We get to theatre and they all start discussing lifting me onto the bed. I say: “I think I could probably get on myself, actually”. “No!” they all say. So, they lift me on and I can feel a contraction coming on. “I can really feel this contraction,” I tell them. “Are you sure?” says one of the doctors? “Er, yes, it really hurts!!”

We go through the “can you feel this” and “can you move your legs” and the water spraying thing once again. I can feel it all. I already know what is coming next, and although I can’t believe it I can, I feel like there’s been something inevitable about this all along.

“You’ll have to have a general anaesthetic, the epidural won’t top up,” the anaesthetist tells me. “Typical” is all I can think. She explains that they can’t keep trying with the top up, because if it does suddenly kick in, I’ll be higher than the sky!

Next thing one of the doctors says: “Right, we need to get on with this, the baby is getting more distressed” and Tony is ushered out (he isn’t allowed to stay when the op is under general anaesthetic). All I can think is “what if it doesn’t work either, and I can feel everything?” and I ask the very nice doctor who is looking after me “how long will I be out for?” He assures me I’ll only be out for half an hour, then they’ll wake me up so I can meet my baby. I’m relieved at that because I imagined I’d be out for hours.

Then I’m given the general, and, thankfully, it does work, and I am out for the count.

The next thing I know, a midwife is in my ear telling me “wake up, wake up. We’ve got a very anxious daddy and a baby wanting to see you”.

“No, no!” I say. This is the first decent sleep I’ve had in a while and I’m exhausted. I want to go back to sleep!

Then the thirstiness kicks in and I’m begging her for a drink of water (which I’m not allowed, only the flannel on the lips thing, grrrr!)

“Can dad and baby come in yet?”

“No, not yet, I don’t want them to see me like this!” I’m preparing for the most momentous occasion of my life, and I just don’t feel ready. I’m exhausted, half out of it and my mouth feels like the Sahara.

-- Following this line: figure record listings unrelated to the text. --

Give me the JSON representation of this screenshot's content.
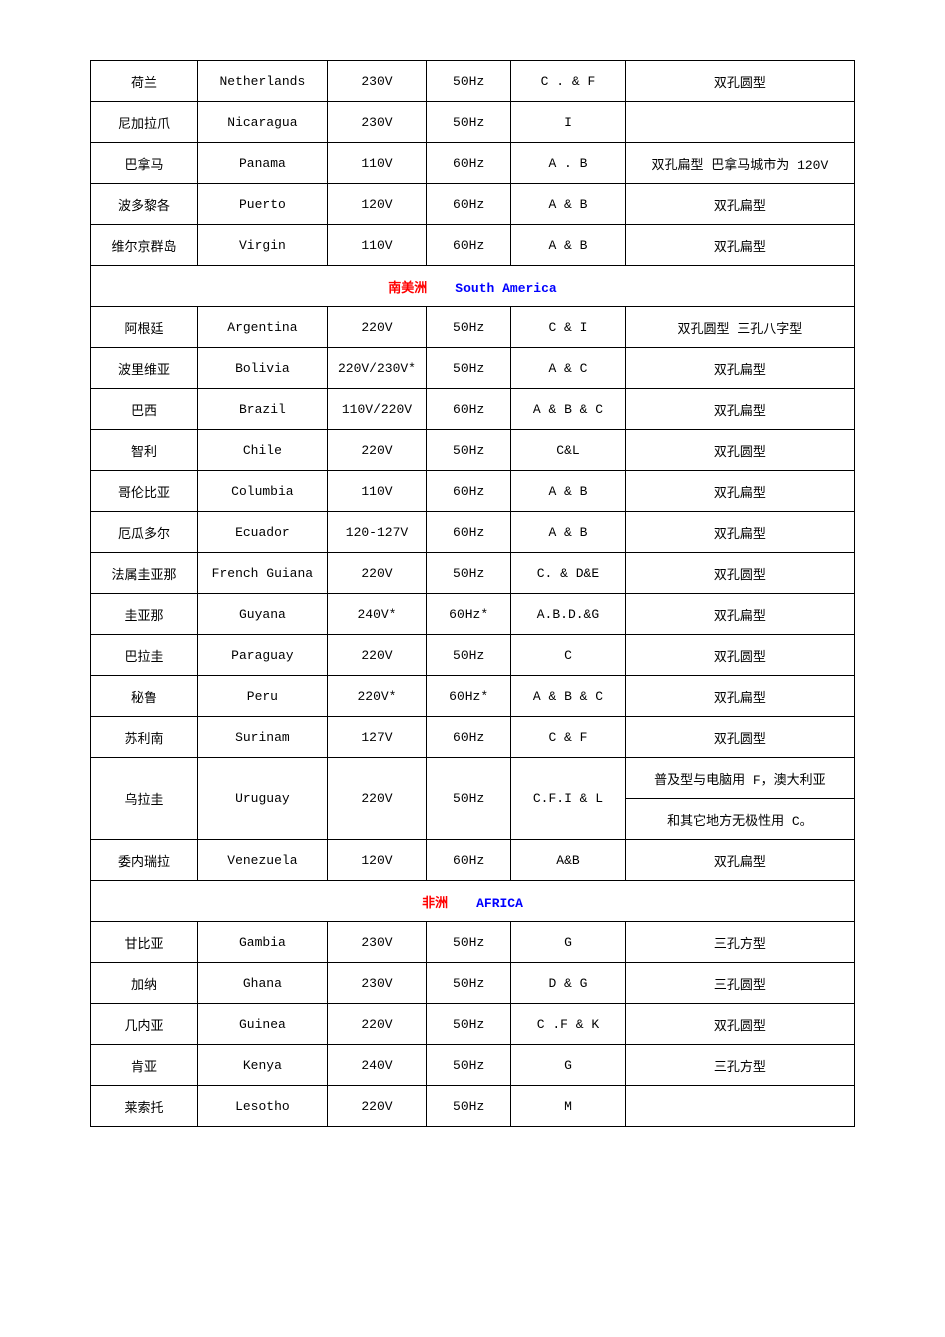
{
  "colors": {
    "border": "#000000",
    "bg": "#ffffff",
    "text": "#000000",
    "section_cn": "#ff0000",
    "section_en": "#0000ff"
  },
  "columns": [
    "country_cn",
    "country_en",
    "voltage",
    "freq",
    "plug",
    "note"
  ],
  "top_rows": [
    {
      "cn": "荷兰",
      "en": "Netherlands",
      "v": "230V",
      "hz": "50Hz",
      "plug": "C . & F",
      "note": "双孔圆型"
    },
    {
      "cn": "尼加拉爪",
      "en": "Nicaragua",
      "v": "230V",
      "hz": "50Hz",
      "plug": "I",
      "note": ""
    },
    {
      "cn": "巴拿马",
      "en": "Panama",
      "v": "110V",
      "hz": "60Hz",
      "plug": "A . B",
      "note": "双孔扁型 巴拿马城市为 120V"
    },
    {
      "cn": "波多黎各",
      "en": "Puerto",
      "v": "120V",
      "hz": "60Hz",
      "plug": "A & B",
      "note": "双孔扁型"
    },
    {
      "cn": "维尔京群岛",
      "en": "Virgin",
      "v": "110V",
      "hz": "60Hz",
      "plug": "A & B",
      "note": "双孔扁型"
    }
  ],
  "section_sa": {
    "cn": "南美洲",
    "en": "South America"
  },
  "sa_rows": [
    {
      "cn": "阿根廷",
      "en": "Argentina",
      "v": "220V",
      "hz": "50Hz",
      "plug": "C & I",
      "note": "双孔圆型 三孔八字型"
    },
    {
      "cn": "波里维亚",
      "en": "Bolivia",
      "v": "220V/230V*",
      "hz": "50Hz",
      "plug": "A & C",
      "note": "双孔扁型"
    },
    {
      "cn": "巴西",
      "en": "Brazil",
      "v": "110V/220V",
      "hz": "60Hz",
      "plug": "A & B & C",
      "note": "双孔扁型"
    },
    {
      "cn": "智利",
      "en": "Chile",
      "v": "220V",
      "hz": "50Hz",
      "plug": "C&L",
      "note": "双孔圆型"
    },
    {
      "cn": "哥伦比亚",
      "en": "Columbia",
      "v": "110V",
      "hz": "60Hz",
      "plug": "A & B",
      "note": "双孔扁型"
    },
    {
      "cn": "厄瓜多尔",
      "en": "Ecuador",
      "v": "120-127V",
      "hz": "60Hz",
      "plug": "A & B",
      "note": "双孔扁型"
    },
    {
      "cn": "法属圭亚那",
      "en": "French Guiana",
      "v": "220V",
      "hz": "50Hz",
      "plug": "C. & D&E",
      "note": "双孔圆型"
    },
    {
      "cn": "圭亚那",
      "en": "Guyana",
      "v": "240V*",
      "hz": "60Hz*",
      "plug": "A.B.D.&G",
      "note": "双孔扁型"
    },
    {
      "cn": "巴拉圭",
      "en": "Paraguay",
      "v": "220V",
      "hz": "50Hz",
      "plug": "C",
      "note": "双孔圆型"
    },
    {
      "cn": "秘鲁",
      "en": "Peru",
      "v": "220V*",
      "hz": "60Hz*",
      "plug": "A & B & C",
      "note": "双孔扁型"
    },
    {
      "cn": "苏利南",
      "en": "Surinam",
      "v": "127V",
      "hz": "60Hz",
      "plug": "C & F",
      "note": "双孔圆型"
    }
  ],
  "uruguay": {
    "cn": "乌拉圭",
    "en": "Uruguay",
    "v": "220V",
    "hz": "50Hz",
    "plug": "C.F.I & L",
    "note1": "普及型与电脑用 F，澳大利亚",
    "note2": "和其它地方无极性用 C。"
  },
  "sa_rows2": [
    {
      "cn": "委内瑞拉",
      "en": "Venezuela",
      "v": "120V",
      "hz": "60Hz",
      "plug": "A&B",
      "note": "双孔扁型"
    }
  ],
  "section_af": {
    "cn": "非洲",
    "en": "AFRICA"
  },
  "af_rows": [
    {
      "cn": "甘比亚",
      "en": "Gambia",
      "v": "230V",
      "hz": "50Hz",
      "plug": "G",
      "note": "三孔方型"
    },
    {
      "cn": "加纳",
      "en": "Ghana",
      "v": "230V",
      "hz": "50Hz",
      "plug": "D & G",
      "note": "三孔圆型"
    },
    {
      "cn": "几内亚",
      "en": "Guinea",
      "v": "220V",
      "hz": "50Hz",
      "plug": "C .F & K",
      "note": "双孔圆型"
    },
    {
      "cn": "肯亚",
      "en": "Kenya",
      "v": "240V",
      "hz": "50Hz",
      "plug": "G",
      "note": "三孔方型"
    },
    {
      "cn": "莱索托",
      "en": "Lesotho",
      "v": "220V",
      "hz": "50Hz",
      "plug": "M",
      "note": ""
    }
  ]
}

Anyway, in they come. Tony carrying this gorgeous little thing with these big, piercingly green eyes (they were actually piercingly blue, but that must’ve been the drugs!) and she is just the most amazing thing I’ve ever seen in my life! And seeing Tony carrying her like the perfect daddy I knew he’d be – it’s just too much. The midwives put her to my breast straight away and she latches on fine. Magic!

We go back to the delivery room, where we have a couple of hours (or so it felt like, not sure how long it was in reality) together. We just stare at our little baby and can’t believe we have her. At some point I think “we haven’t checked if it really is a girl yet!” because neither of us has seen her naked yet! But it’s fine, she is!

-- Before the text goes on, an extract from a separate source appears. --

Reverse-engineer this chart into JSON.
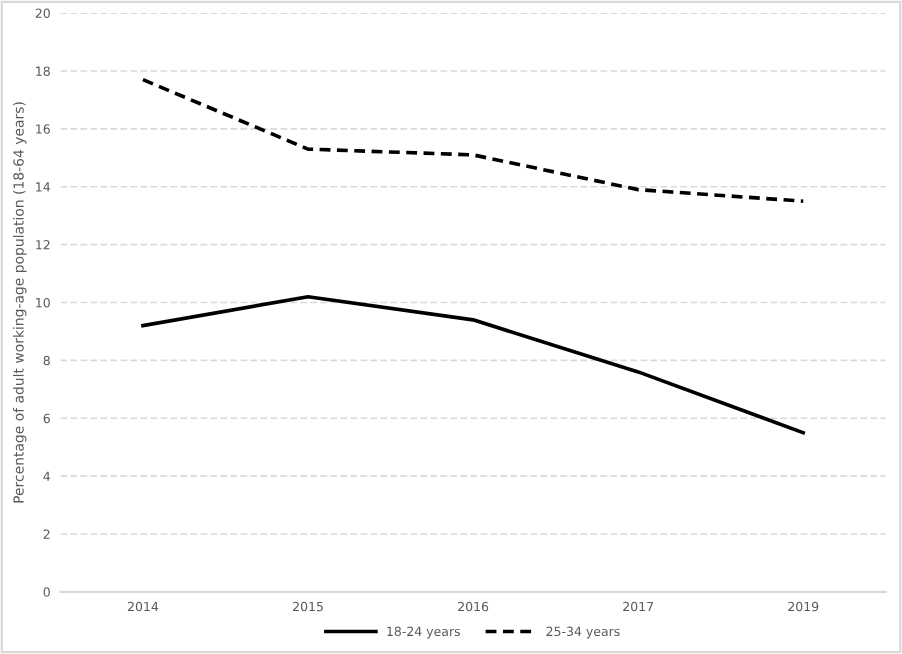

After a little while, the midwife tells Tony to dress Lilly in her first outfit – a vest and babygro. He does the little vest and I’m glad it’s him not me, she’s so tiny and precious and it’s such a nerve wracking task!

Then Tony goes home and I make him promise to come back as soon as he can.

Lilly and I are in the delivery room for a little longer, and then we are prepared to be taken down to the ward.

On the trolley ride down, they let me hold Lilly, and she is laid next to me while I hold on tight to her. It is an amazing feeling – I am in charge of making sure this little person is ok – this is it, I’m really a mummy, and we are really doing this. This is moment it all sinks in – and I love my little girl more than the world. 

On the ward that night, after our visitors have been and gone, we settle down for lights out. I have just dozed off when I hear a cannon go off outside, followed by fireworks. I realise for the first time what day it is – New Year’s Eve.